Testing One's Mettle: Reminiscences of Childhood and Rediscovering the Chemistry Wheel

  1. Christine K. Carrico, PhD, Executive Officer of ASPET

    Living in a medical household, hearing my parents and older brothers talk about patients and medical conditions, both fascinated and (sometimes) appalled me, but my new chemical vocabulary allowed me, in a sense, to compete with them. They might talk about empyema (a beautiful, nuggety, four-syllable word for a vile suppuration in the chest cavity), but I could cap it with empyreuma, that glorious word for the smell of burning organic matter. [p. 234]

    Anyone who has seen the movie Awakenings or read the book The Man Who Mistook his Wife for a Hat knows that Oliver Sacks is a neurologist. However, in Uncle Tungsten— the autobiography of his younger years—you find out that as a child, Sacks wanted to be a chemist. As early as the age of three, he was fascinated by metals, and his interest in science and the world around him was fostered and encouraged by his parents, both physicians. His fascination with metals, however, seems to have come from his Uncle David, the Uncle Tungsten of the title. Uncle Tungsten loved metal, especially tungsten, which he used in his business of making light bulbs.

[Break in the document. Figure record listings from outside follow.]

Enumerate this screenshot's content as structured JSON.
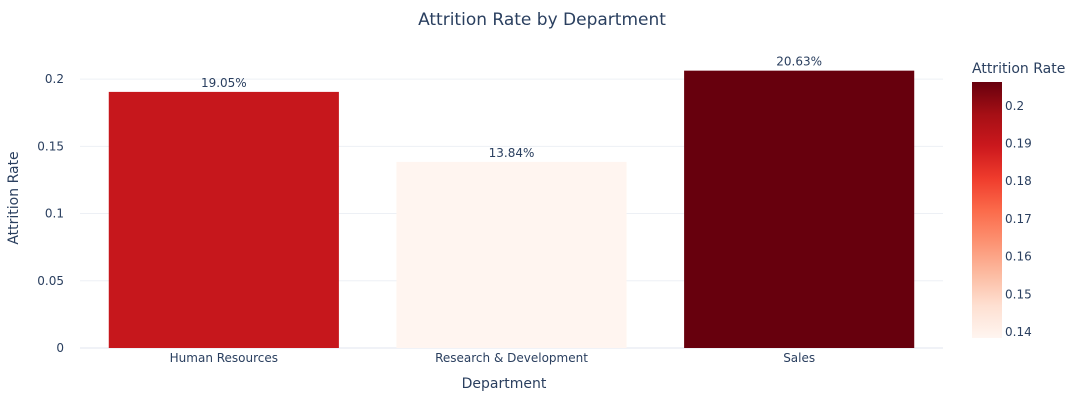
{
  "chart_data": {
    "type": "bar",
    "title": "Attrition Rate by Department",
    "xlabel": "Department",
    "ylabel": "Attrition Rate",
    "categories": [
      "Human Resources",
      "Research & Development",
      "Sales"
    ],
    "values": [
      0.1905,
      0.1384,
      0.2063
    ],
    "data_labels": [
      "19.05%",
      "13.84%",
      "20.63%"
    ],
    "ylim": [
      0,
      0.2172
    ],
    "y_ticks": [
      0,
      0.05,
      0.1,
      0.15,
      0.2
    ],
    "y_tick_labels": [
      "0",
      "0.05",
      "0.1",
      "0.15",
      "0.2"
    ],
    "grid": true,
    "colorbar": {
      "title": "Attrition Rate",
      "range": [
        0.1384,
        0.2063
      ],
      "ticks": [
        0.14,
        0.15,
        0.16,
        0.17,
        0.18,
        0.19,
        0.2
      ],
      "tick_labels": [
        "0.14",
        "0.15",
        "0.16",
        "0.17",
        "0.18",
        "0.19",
        "0.2"
      ],
      "colorscale": [
        "#fff5f0",
        "#fee0d2",
        "#fcbba1",
        "#fc9272",
        "#fb6a4a",
        "#ef3b2c",
        "#cb181d",
        "#a50f15",
        "#67000d"
      ]
    }
  }
}
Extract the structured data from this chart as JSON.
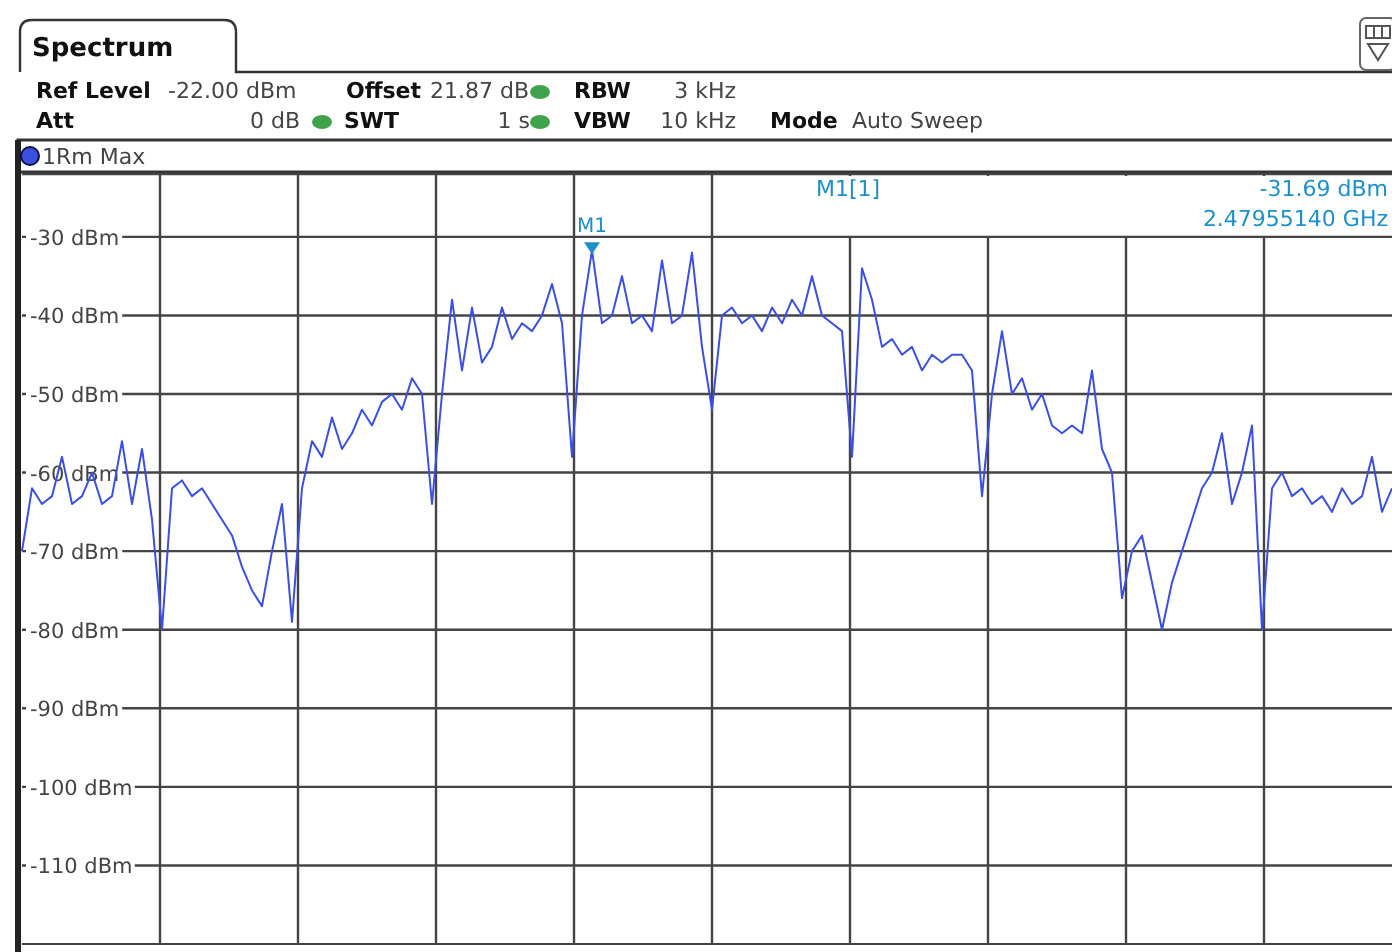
{
  "chart_data": {
    "type": "line",
    "title": "Spectrum",
    "categories": [
      null,
      null,
      null,
      null,
      null,
      null,
      null,
      null,
      null,
      null,
      null,
      null,
      null,
      null,
      null,
      null,
      null,
      null,
      null,
      null,
      null,
      null,
      null,
      null,
      null,
      null,
      null,
      null,
      null,
      null,
      null,
      null,
      null,
      null,
      null,
      null,
      null,
      null,
      null,
      null,
      null,
      null,
      null,
      null,
      null,
      null,
      null,
      null,
      null,
      null,
      null,
      null,
      null,
      null,
      null,
      null,
      null,
      null,
      null,
      null,
      null,
      null,
      null,
      null,
      null,
      null,
      null,
      null,
      null,
      null,
      null,
      null,
      null,
      null,
      null,
      null,
      null,
      null,
      null,
      null,
      null,
      null,
      null,
      null,
      null,
      null,
      null,
      null,
      null,
      null,
      null,
      null,
      null,
      null,
      null,
      null,
      null,
      null,
      null,
      null,
      null,
      null,
      null,
      null,
      null,
      null,
      null,
      null,
      null,
      null,
      null,
      null,
      null,
      null,
      null,
      null,
      null,
      null,
      null,
      null,
      null,
      null,
      null,
      null,
      null,
      null,
      null,
      null,
      null,
      null,
      null,
      null,
      null,
      null,
      null,
      null,
      null,
      null
    ],
    "series": [
      {
        "name": "1Rm Max",
        "color": "#3b4fe0",
        "values": [
          -70,
          -62,
          -64,
          -63,
          -58,
          -64,
          -63,
          -60,
          -64,
          -63,
          -56,
          -64,
          -57,
          -66,
          -80,
          -62,
          -61,
          -63,
          -62,
          -64,
          -66,
          -68,
          -72,
          -75,
          -77,
          -70,
          -64,
          -79,
          -62,
          -56,
          -58,
          -53,
          -57,
          -55,
          -52,
          -54,
          -51,
          -50,
          -52,
          -48,
          -50,
          -64,
          -50,
          -38,
          -47,
          -39,
          -46,
          -44,
          -39,
          -43,
          -41,
          -42,
          -40,
          -36,
          -41,
          -58,
          -40,
          -31.69,
          -41,
          -40,
          -35,
          -41,
          -40,
          -42,
          -33,
          -41,
          -40,
          -32,
          -44,
          -52,
          -40,
          -39,
          -41,
          -40,
          -42,
          -39,
          -41,
          -38,
          -40,
          -35,
          -40,
          -41,
          -42,
          -58,
          -34,
          -38,
          -44,
          -43,
          -45,
          -44,
          -47,
          -45,
          -46,
          -45,
          -45,
          -47,
          -63,
          -50,
          -42,
          -50,
          -48,
          -52,
          -50,
          -54,
          -55,
          -54,
          -55,
          -47,
          -57,
          -60,
          -76,
          -70,
          -68,
          -74,
          -80,
          -74,
          -70,
          -66,
          -62,
          -60,
          -55,
          -64,
          -60,
          -54,
          -80,
          -62,
          -60,
          -63,
          -62,
          -64,
          -63,
          -65,
          -62,
          -64,
          -63,
          -58,
          -65,
          -62
        ]
      }
    ],
    "ylim": [
      -120,
      -22
    ],
    "yticks": [
      {
        "value": -30,
        "label": "-30 dBm"
      },
      {
        "value": -40,
        "label": "-40 dBm"
      },
      {
        "value": -50,
        "label": "-50 dBm"
      },
      {
        "value": -60,
        "label": "-60 dBm"
      },
      {
        "value": -70,
        "label": "-70 dBm"
      },
      {
        "value": -80,
        "label": "-80 dBm"
      },
      {
        "value": -90,
        "label": "-90 dBm"
      },
      {
        "value": -100,
        "label": "-100 dBm"
      },
      {
        "value": -110,
        "label": "-110 dBm"
      }
    ],
    "grid": true,
    "legend": "top left",
    "marker": "none",
    "line_style": "solid",
    "annotations": [
      "Ref Level",
      "-22.00 dBm",
      "Offset",
      "21.87 dB",
      "RBW",
      "3 kHz",
      "Att",
      "0 dB",
      "SWT",
      "1 s",
      "VBW",
      "10 kHz",
      "Mode",
      "Auto Sweep",
      "M1[1]",
      "-31.69 dBm",
      "2.47955140 GHz",
      {
        "text": "M1",
        "y": -31.69
      }
    ]
  }
}
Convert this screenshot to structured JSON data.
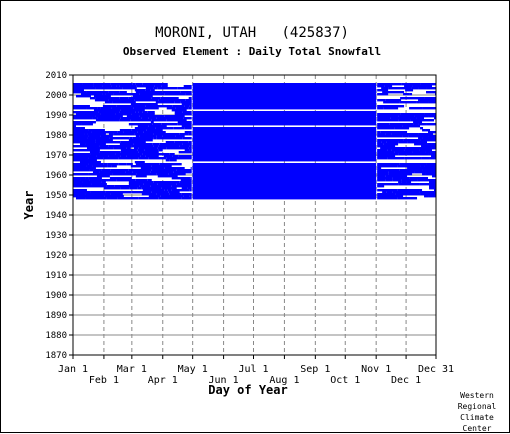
{
  "chart_data": {
    "type": "heatmap",
    "title": "MORONI, UTAH   (425837)",
    "subtitle": "Observed Element : Daily Total Snowfall",
    "xlabel": "Day of Year",
    "ylabel": "Year",
    "xlim": [
      1,
      365
    ],
    "ylim": [
      1870,
      2010
    ],
    "grid": true,
    "x_ticks_row1": [
      {
        "label": "Jan 1",
        "day": 1
      },
      {
        "label": "Mar 1",
        "day": 60
      },
      {
        "label": "May 1",
        "day": 121
      },
      {
        "label": "Jul 1",
        "day": 182
      },
      {
        "label": "Sep 1",
        "day": 244
      },
      {
        "label": "Nov 1",
        "day": 305
      },
      {
        "label": "Dec 31",
        "day": 365
      }
    ],
    "x_ticks_row2": [
      {
        "label": "Feb 1",
        "day": 32
      },
      {
        "label": "Apr 1",
        "day": 91
      },
      {
        "label": "Jun 1",
        "day": 152
      },
      {
        "label": "Aug 1",
        "day": 213
      },
      {
        "label": "Oct 1",
        "day": 274
      },
      {
        "label": "Dec 1",
        "day": 335
      }
    ],
    "y_ticks": [
      1870,
      1880,
      1890,
      1900,
      1910,
      1920,
      1930,
      1940,
      1950,
      1960,
      1970,
      1980,
      1990,
      2000,
      2010
    ],
    "data_color": "#0000ff",
    "coverage_bands": [
      {
        "years": [
          1948,
          2005
        ],
        "day_start": 121,
        "day_end": 305,
        "note": "continuous coverage"
      },
      {
        "years": [
          1948,
          2005
        ],
        "day_start": 1,
        "day_end": 120,
        "note": "partial coverage with gaps"
      },
      {
        "years": [
          1948,
          2005
        ],
        "day_start": 306,
        "day_end": 365,
        "note": "partial coverage with gaps"
      }
    ],
    "gap_years": [
      1966,
      1967,
      1982,
      1984,
      1986,
      1992,
      1995,
      1999
    ]
  },
  "credit": [
    "Western",
    "Regional",
    "Climate",
    "Center"
  ]
}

    Sacks chronicles growing up in pre-WWI northwest London in a multi-roomed house that was, at once, warm and loving, and somewhat mysterious. At the age of five, he was one of thousands of children sent out of the city by their parents to protect them from the bombing. Sacks and his older brother were sent to a boarding school, his memories of which are something more akin to Oliver Twist than Oliver Sacks. One wonders, because he was such an inquisitive and talkative child, why he never mentioned to his parents how horrible the school was. Apparently it only occurred to them that something was amiss when he was the only child to remain at the school; all the other parents had removed their children to other locations. This experience had a lasting impact on Sacks and may explain why for the next ten years of his life he preferred to putter around in his home chemistry lab than to be out socializing with other children. Sacks suggests that the order and logic of chemistry provided him with a place to escape the horrors of the boarding school.


    In 1945, at the age of twelve, he discovered the periodic table at the Science Museum in South Kensington. This particular periodic table was actually a wooden cabinet with ninety-odd cubicles, corresponding to the known elements. Each cubicle was inscribed with the name, atomic weight, and atomic number of the element and contained a sample of the element (providing it could be safely exhibited). This periodic table captured his imagination and was the basis for much of his fascination with the chemical families and their properties. He seems to have had an innate feel for chemistry, connecting in his mind the chemical families to the senses of sight and smell. Even before he understood about orbitals and electrons, he sensed the relevance of valence to color and physical properties. He found quantum mechanics infinitely less interesting.

    He experimented in his basement laboratory using texts written by the fathers of modern chemistry—sometimes doing experiments that today would be completely banned—often with spectacular results. In fact, after one such incident, his parents invested in a fume hood for his laboratory. It is apparent that Sacks delighted in rediscovering the science of the previous century on his own. He details his experiments with metals, luminescence, radioactivity, spectroscopy, and the mathematics of orbital theory.

    Sacks liked to collect objects that somehow related to chemistry—minerals, stamps that had a chemistry theme, bus tickets with numbers that contained chemical symbols, old chemistry texts, etc. He was a collector not only of objects, but also of facts. He was fascinated by the lives of the illustrious chemists, and interspersed descriptions of these individuals and their discoveries with descriptions of his own chemical endeavors. Stories of luminaries such as Marie Curie, Antoine Lavoisier, Humphrey Davy, Dmitri Mendeleev, and J. J. Thompson, are filled with interesting anecdotes of the sort no modern chemistry text book includes, but which make these scientific celebrities seem very human and touchable. Indeed, Uncle Tungsten is almost as much a history of the field of chemistry as it is an autobiography of Oliver Sacks.

    This is a story not only of a boy's love for things chemical, but also a chronicle of a remarkable family that loved music, had a strong scientific leaning, was deeply religious, and encouraged the curiosity of a young boy. Because both of Sacks' parents were dedicated physicians, it is not too surprising that he ultimately abandoned chemistry to pursue medicine. Still, Sacks never lost his interest in chemistry, and many years later, after reading Roald Hoffman's book Chemistry Imagined, he began to correspond with the Nobelist and chemistry historian. It is to Hoffman that Sacks credits his decision to write this book, and so the reader too, owes Hoffman a debt of gratitude for allowing us this glimpse at Sacks' “memories of a chemical boyhood.”

    Oliver Sacks has written several books based on his experiences as a practicing neurologist, including the award-winning The Man Who Mistook His Wife for a Hat, and Awakenings, upon which a movie was based.